Two weeks went by. I signed up to help paint props for the drama club, I ate lunch with Doreen and Marge and I slept badly. As I entered my morning history class, Joanne told me she was all caught up with class work and thanked me for my help. For an instant I felt relieved. Before I could say anything, Mrs. Peters walked in and told us to take our seats.

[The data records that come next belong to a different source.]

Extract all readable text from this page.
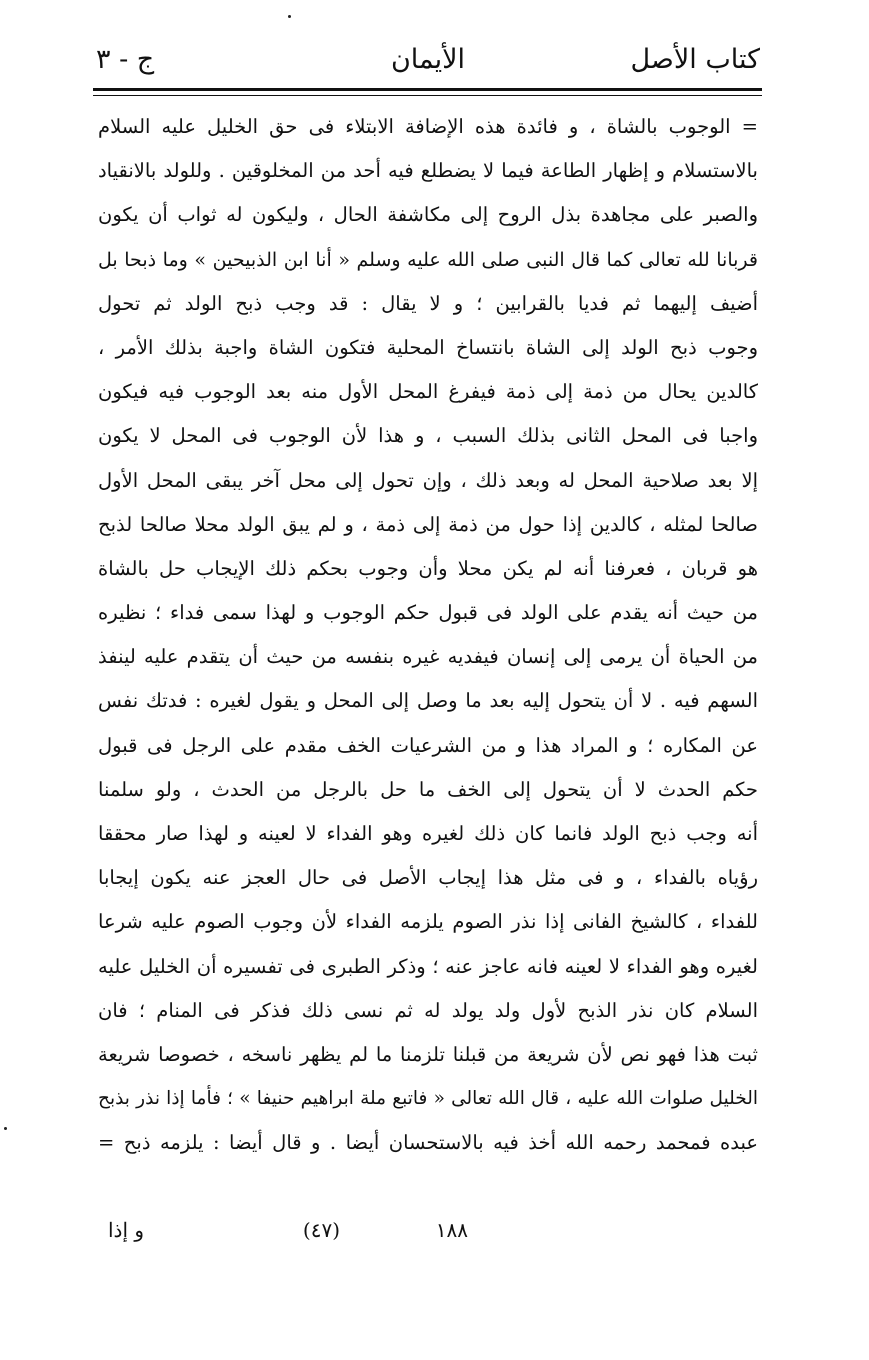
كتاب الأصل
الأيمان
ج - ٣
= الوجوب بالشاة ، و فائدة هذه الإضافة الابتلاء فى حق الخليل عليه السلام
بالاستسلام و إظهار الطاعة فيما لا يضطلع فيه أحد من المخلوقين . وللولد بالانقياد
والصبر على مجاهدة بذل الروح إلى مكاشفة الحال ، وليكون له ثواب أن يكون
قربانا لله تعالى كما قال النبى صلى الله عليه وسلم « أنا ابن الذبيحين » وما ذبحا بل
أضيف إليهما ثم فديا بالقرابين ؛ و لا يقال : قد وجب ذبح الولد ثم تحول
وجوب ذبح الولد إلى الشاة بانتساخ المحلية فتكون الشاة واجبة بذلك الأمر ،
كالدين يحال من ذمة إلى ذمة فيفرغ المحل الأول منه بعد الوجوب فيه فيكون
واجبا فى المحل الثانى بذلك السبب ، و هذا لأن الوجوب فى المحل لا يكون
إلا بعد صلاحية المحل له وبعد ذلك ، وإن تحول إلى محل آخر يبقى المحل الأول
صالحا لمثله ، كالدين إذا حول من ذمة إلى ذمة ، و لم يبق الولد محلا صالحا لذبح
هو قربان ، فعرفنا أنه لم يكن محلا وأن وجوب بحكم ذلك الإيجاب حل بالشاة
من حيث أنه يقدم على الولد فى قبول حكم الوجوب و لهذا سمى فداء ؛ نظيره
من الحياة أن يرمى إلى إنسان فيفديه غيره بنفسه من حيث أن يتقدم عليه لينفذ
السهم فيه . لا أن يتحول إليه بعد ما وصل إلى المحل و يقول لغيره : فدتك نفس
عن المكاره ؛ و المراد هذا و من الشرعيات الخف مقدم على الرجل فى قبول
حكم الحدث لا أن يتحول إلى الخف ما حل بالرجل من الحدث ، ولو سلمنا
أنه وجب ذبح الولد فانما كان ذلك لغيره وهو الفداء لا لعينه و لهذا صار محققا
رؤياه بالفداء ، و فى مثل هذا إيجاب الأصل فى حال العجز عنه يكون إيجابا
للفداء ، كالشيخ الفانى إذا نذر الصوم يلزمه الفداء لأن وجوب الصوم عليه شرعا
لغيره وهو الفداء لا لعينه فانه عاجز عنه ؛ وذكر الطبرى فى تفسيره أن الخليل عليه
السلام كان نذر الذبح لأول ولد يولد له ثم نسى ذلك فذكر فى المنام ؛ فان
ثبت هذا فهو نص لأن شريعة من قبلنا تلزمنا ما لم يظهر ناسخه ، خصوصا شريعة
الخليل صلوات الله عليه ، قال الله تعالى « فاتبع ملة ابراهيم حنيفا » ؛ فأما إذا نذر بذبح
عبده فمحمد رحمه الله أخذ فيه بالاستحسان أيضا . و قال أيضا : يلزمه ذبح =
١٨٨
(٤٧)
و إذا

“In our next section, we’re going to cover various aspects of the Industrial Revolution. I want you each to pick a partner you will work with on a presentation for the class. You have five minutes to partner up.”
For an instant my mind took me out of the classroom and found myself facing a formally dressed waiter with a white linen napkin over his arm. He put down a cup of café in front of me and said quite clearly, “Sois fidele a toi-même.” “Be true to yourself.”
“Merci,” I thought.
Afterward, it seemed important to remember whether I’d hesitated, even for a second, between this dream-like episode and rising to go over to Joanne and ask her to be my partner. I wanted to believe my reaction had been instantaneous, a sign that making up my own mind was becoming as instinctual as recalling common French phrases.